Walking on the beach on what would have been my 12th wedding anniversary was a perfect way to mark a day that is taking on changed meanings. It was a beautiful sunny day, the sea was wild and the wind blew strong and clean. We walked, huddled and chatted in the sand dunes and ate a hearty lunch in a nearby pub.
I now have three strong memories of my anniversaries since Mark died: flying to San Francisco; being in Newcastle for the Hidden Civil War events and now a day of sunshine and friendship on the beach. Gradually, a day that was mine and Mark’s is becoming a day to remember him, and the sunny, beautiful days that marked the beginning of our relationship and marriage, as well as the things we did subsequently to acknowledge a year having passed. But those thoughts didn’t dominate the day.
Like a stone rubbed smooth by water, grief is becoming something different, memories are acquiring new layers. And I’m realising that the past doesn’t hold me now. It seems that these past three years the focus has largely been on grief and finding my feet in this new reality. While I have given thought to the future, to rebuilding my life, the past, my memories, the absence of Mark has always been there.

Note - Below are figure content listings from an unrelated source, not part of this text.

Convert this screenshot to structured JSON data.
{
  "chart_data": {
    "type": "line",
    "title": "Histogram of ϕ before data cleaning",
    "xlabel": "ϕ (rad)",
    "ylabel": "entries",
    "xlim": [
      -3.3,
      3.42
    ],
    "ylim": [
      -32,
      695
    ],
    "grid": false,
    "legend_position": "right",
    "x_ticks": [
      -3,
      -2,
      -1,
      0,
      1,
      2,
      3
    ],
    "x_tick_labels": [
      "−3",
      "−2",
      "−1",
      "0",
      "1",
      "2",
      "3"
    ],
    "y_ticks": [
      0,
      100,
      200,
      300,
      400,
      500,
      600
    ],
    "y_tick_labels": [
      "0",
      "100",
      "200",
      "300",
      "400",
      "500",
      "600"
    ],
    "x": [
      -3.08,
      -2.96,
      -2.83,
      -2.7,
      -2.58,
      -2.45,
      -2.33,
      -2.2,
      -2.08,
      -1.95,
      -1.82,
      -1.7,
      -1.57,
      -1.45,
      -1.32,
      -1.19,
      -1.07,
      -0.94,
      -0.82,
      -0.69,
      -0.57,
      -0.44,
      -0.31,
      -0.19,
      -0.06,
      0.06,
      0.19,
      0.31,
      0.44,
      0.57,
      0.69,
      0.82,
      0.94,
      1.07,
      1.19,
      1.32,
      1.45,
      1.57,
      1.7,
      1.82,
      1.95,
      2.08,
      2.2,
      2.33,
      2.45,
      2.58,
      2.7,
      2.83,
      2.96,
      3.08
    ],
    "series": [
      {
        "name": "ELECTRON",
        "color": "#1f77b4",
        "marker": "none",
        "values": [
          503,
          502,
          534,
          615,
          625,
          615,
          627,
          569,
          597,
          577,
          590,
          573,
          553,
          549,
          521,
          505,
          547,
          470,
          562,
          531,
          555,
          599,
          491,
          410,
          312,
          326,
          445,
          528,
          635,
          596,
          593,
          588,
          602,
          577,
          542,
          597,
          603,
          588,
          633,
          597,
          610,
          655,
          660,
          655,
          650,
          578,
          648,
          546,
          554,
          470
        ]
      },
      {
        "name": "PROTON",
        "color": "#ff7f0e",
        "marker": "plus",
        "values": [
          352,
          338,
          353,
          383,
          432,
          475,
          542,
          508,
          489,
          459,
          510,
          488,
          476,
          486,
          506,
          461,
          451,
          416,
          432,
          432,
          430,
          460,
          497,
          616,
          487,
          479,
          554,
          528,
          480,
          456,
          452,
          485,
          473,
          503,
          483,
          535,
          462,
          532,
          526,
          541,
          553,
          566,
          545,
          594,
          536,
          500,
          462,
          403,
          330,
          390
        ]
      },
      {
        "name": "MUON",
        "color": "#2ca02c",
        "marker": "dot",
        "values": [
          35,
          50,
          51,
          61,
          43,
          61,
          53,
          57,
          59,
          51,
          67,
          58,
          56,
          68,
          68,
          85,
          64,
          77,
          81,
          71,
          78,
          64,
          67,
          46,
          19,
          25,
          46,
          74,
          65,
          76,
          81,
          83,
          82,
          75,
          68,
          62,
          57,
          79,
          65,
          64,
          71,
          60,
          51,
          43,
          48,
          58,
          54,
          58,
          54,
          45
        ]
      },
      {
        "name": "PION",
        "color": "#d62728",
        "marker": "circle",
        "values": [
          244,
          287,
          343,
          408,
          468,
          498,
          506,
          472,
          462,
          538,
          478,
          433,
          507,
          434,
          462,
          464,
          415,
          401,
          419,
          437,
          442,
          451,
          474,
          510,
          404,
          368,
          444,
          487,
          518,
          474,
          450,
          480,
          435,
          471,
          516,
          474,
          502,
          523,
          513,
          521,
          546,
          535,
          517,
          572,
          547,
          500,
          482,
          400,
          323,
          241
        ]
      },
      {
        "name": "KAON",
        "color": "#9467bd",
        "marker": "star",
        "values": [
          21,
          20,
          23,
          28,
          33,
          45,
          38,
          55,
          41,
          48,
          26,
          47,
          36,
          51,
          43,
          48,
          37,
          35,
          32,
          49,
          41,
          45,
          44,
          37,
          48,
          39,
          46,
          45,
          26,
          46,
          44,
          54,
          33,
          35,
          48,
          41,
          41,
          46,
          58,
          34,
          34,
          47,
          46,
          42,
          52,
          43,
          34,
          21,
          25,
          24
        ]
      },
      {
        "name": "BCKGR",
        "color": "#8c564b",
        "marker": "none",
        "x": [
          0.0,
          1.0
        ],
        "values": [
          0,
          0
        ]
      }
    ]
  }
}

Now I can sense a shift, and it seems that the sorting of memories, the pulling on the threads of the life I had with Mark and the weaving of them into a new reality is maybe done for now. It feels like it’s time to move on.
There’s a precariousness to this, because while I am looking to the future now, I find I want to reassure myself that moving on in no way means I don’t honour Mark’s memory, don’t miss him, don’t feel sharp twinges of pain that he’s not in my life. But I also know that honouring the life we had together isn’t done by staying put. I need to move forward.
It’s here that I remember again that the part of the Theory U diagram that seemed most unknown to me was the upward sweep. The downward part, the seeing with fresh eyes, the letting go, and the bottom of the ‘u’ that is defined by presenting, those I have become more familiar with. But the part that is about letting come, crystallising vision and intention, prototyping the new by linking head, heart and hands and performing by operating from the whole, that seems like new, open territory. After living through such a mighty fall following Mark’s death, I know that the idea of things happening to me, things that I don’t measure and control stirs up a lot of fear. It would be so tempting to just try to keep safe, but what hold my nerve and allow the new to come?